Well, Thanksgiving is over, though I don’t have much to show for it outside of a still-not-put-back-together kitchen and a quick snapshot of my cooked turkey. Years ago, I started hosting Thanksgiving dinner for my family and it just kind of stuck. Those early years I remember being more fraught with stress, having been not very well practiced at cooking so many things at the same time to feed a house full of people. This year, though, I think I can say I’ve successfully mastered the process, and the whole day was relatively uneventful in the best way imaginable.

Our tree is already up and has been for the 365 days prior. It started off with the kiddo – January and February are so bleak and dreary, and they convinced me to leave the tree up a bit longer to help counter the post-holiday blues. But then, before too long, my winter depression became extra spicy and, before I knew it, it was almost May. And, honestly, by that point, I just made peace with it staying up. It was more work than it was worth to take it down just to put it right back up in 6 months, so it stayed.

I’ve done little in the way of decorating anything else. The boxes of holiday decor are somewhat taunting me from the basement. Some of it I really should just go through and get rid of at this point, as it hasn’t been put out for a few years now. Other items I’ve put out yearly only to wonder why, exactly, I’m doing all this work just for extra things to clean around and extra work to put away. It’s the way things go with my brain, I suppose – some years longing for festive decor all over, other years needing a more simplistic season.
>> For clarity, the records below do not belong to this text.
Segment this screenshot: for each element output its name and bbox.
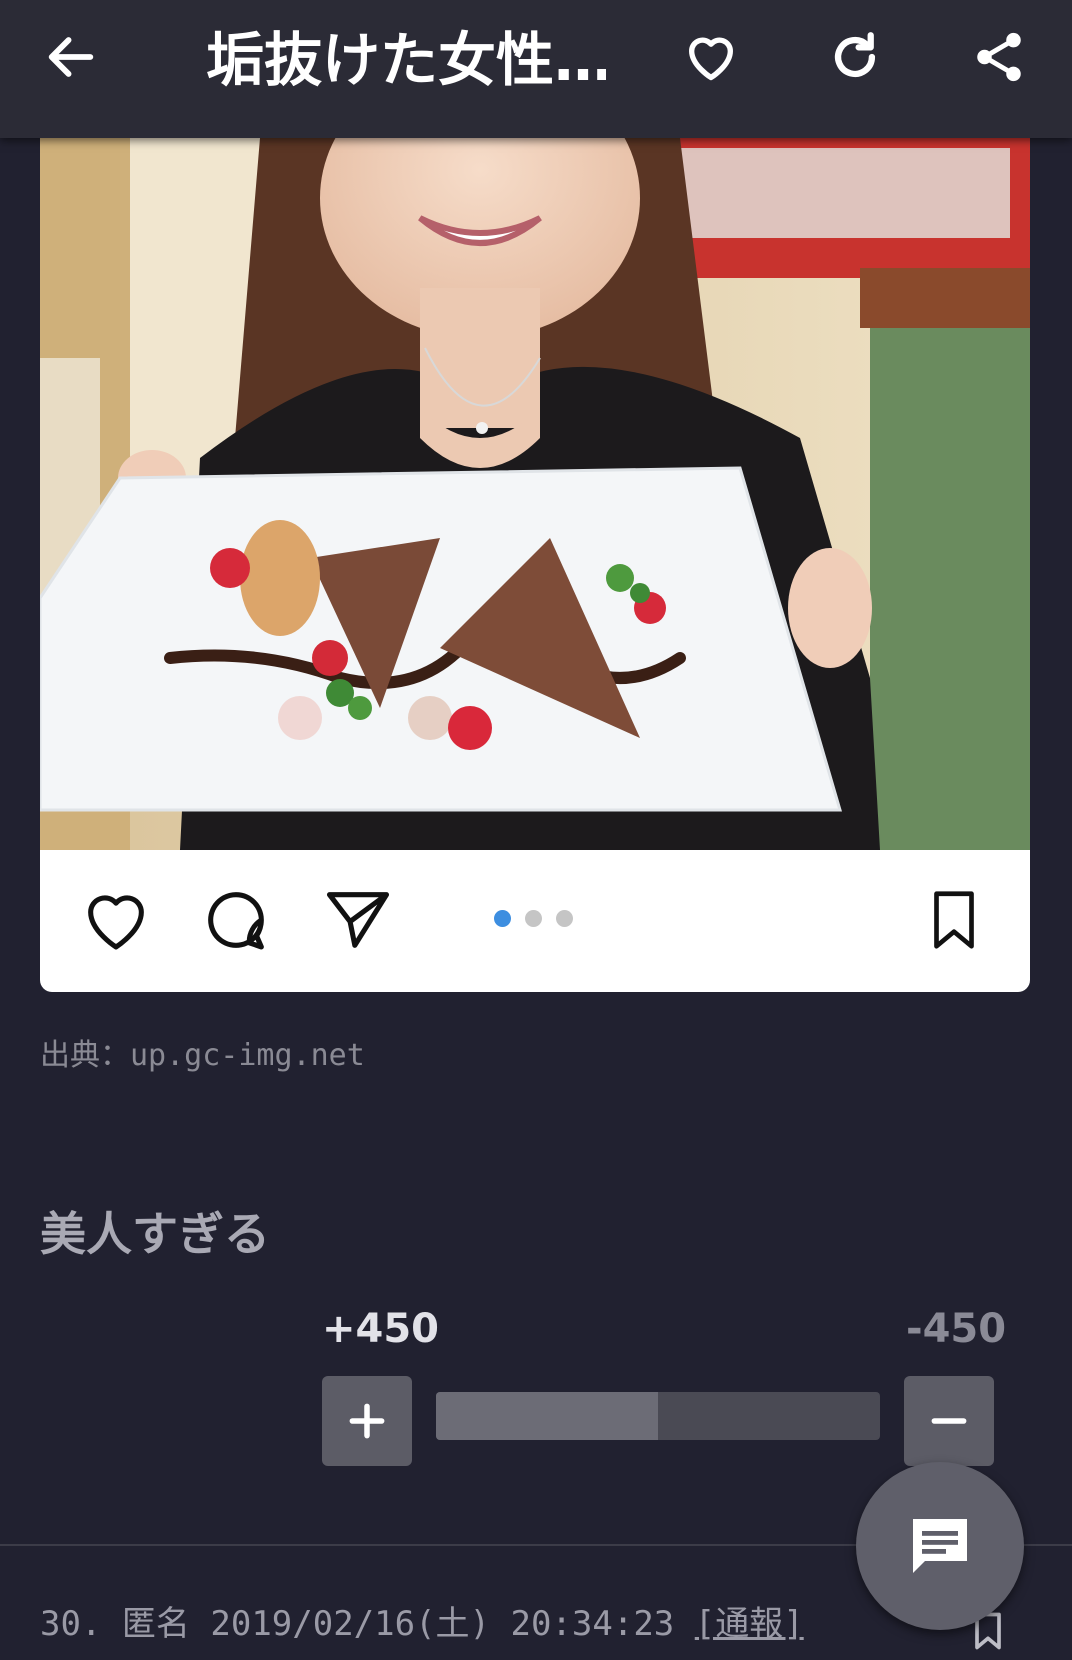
heart-icon (88, 895, 144, 950)
image-source: 出典：up.gc-img.net (40, 1038, 365, 1073)
plus-icon (349, 1403, 385, 1439)
refresh-button[interactable] (820, 22, 890, 92)
heart-icon (689, 37, 733, 81)
report-link[interactable]: [通報] (695, 1604, 804, 1644)
refresh-icon (834, 32, 876, 78)
post-card (40, 138, 1030, 992)
send-button[interactable] (318, 880, 398, 960)
write-comment-button[interactable] (856, 1462, 1024, 1630)
comment-button[interactable] (196, 880, 276, 960)
comment-author: 匿名 (121, 1604, 190, 1644)
carousel-dot (525, 910, 542, 927)
carousel-indicator (494, 910, 573, 927)
vote-ratio-bar (436, 1392, 880, 1440)
save-button[interactable] (914, 880, 994, 960)
bookmark-icon (934, 891, 974, 949)
carousel-dot-active (494, 910, 511, 927)
comment-meta: 30. 匿名 2019/02/16(土) 20:34:23 [通報] (40, 1596, 804, 1645)
comment-text: 美人すぎる (40, 1207, 270, 1261)
comment-number: 30. (40, 1604, 102, 1644)
post-actions (40, 850, 1030, 992)
page-title: 垢抜けた女性… (206, 26, 606, 94)
comment-icon (208, 892, 264, 950)
app-header: 垢抜けた女性… (0, 0, 1072, 138)
share-button[interactable] (964, 22, 1034, 92)
comment-icon (913, 1519, 967, 1573)
back-button[interactable] (36, 22, 106, 92)
vote-ratio-fill (436, 1392, 658, 1440)
like-button[interactable] (76, 880, 156, 960)
minus-vote-button[interactable] (904, 1376, 994, 1466)
send-icon (326, 892, 390, 948)
minus-icon (931, 1418, 967, 1424)
plus-count: +450 (322, 1306, 440, 1352)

Simplistic it is, this year.

I started my holiday baking today. I got it in mind to gift people cookie boxes with a variety of holiday baked goods to enjoy. So, today, I started in on a batch of dough, which I will freeze and then pull out in another 2 weeks or so when I can go on a baking binge so they’re all fresh for gift giving. It seemed like a good idea, at least, when I tried to do holiday gift shopping and got overwhelmed by all the literal junk in the stores. And, yet, I’m sitting here feeling like maybe homemade food gifts – cookies, spice mixes, canned goods, etc – isn’t good enough. There’s a bit of second guessing, I suppose. Will my gift recipients care? Not like their gift? Be bitter they didn’t get something “better”? Will it be seen as cheap, even though materials, time, and labor all cost more than whatever it is I could buy at a store? It’s forever the dilemma of handmade gifts, isn’t it? Whether it’s food-based, hand knit, or hand sewn, it’s always the same fears.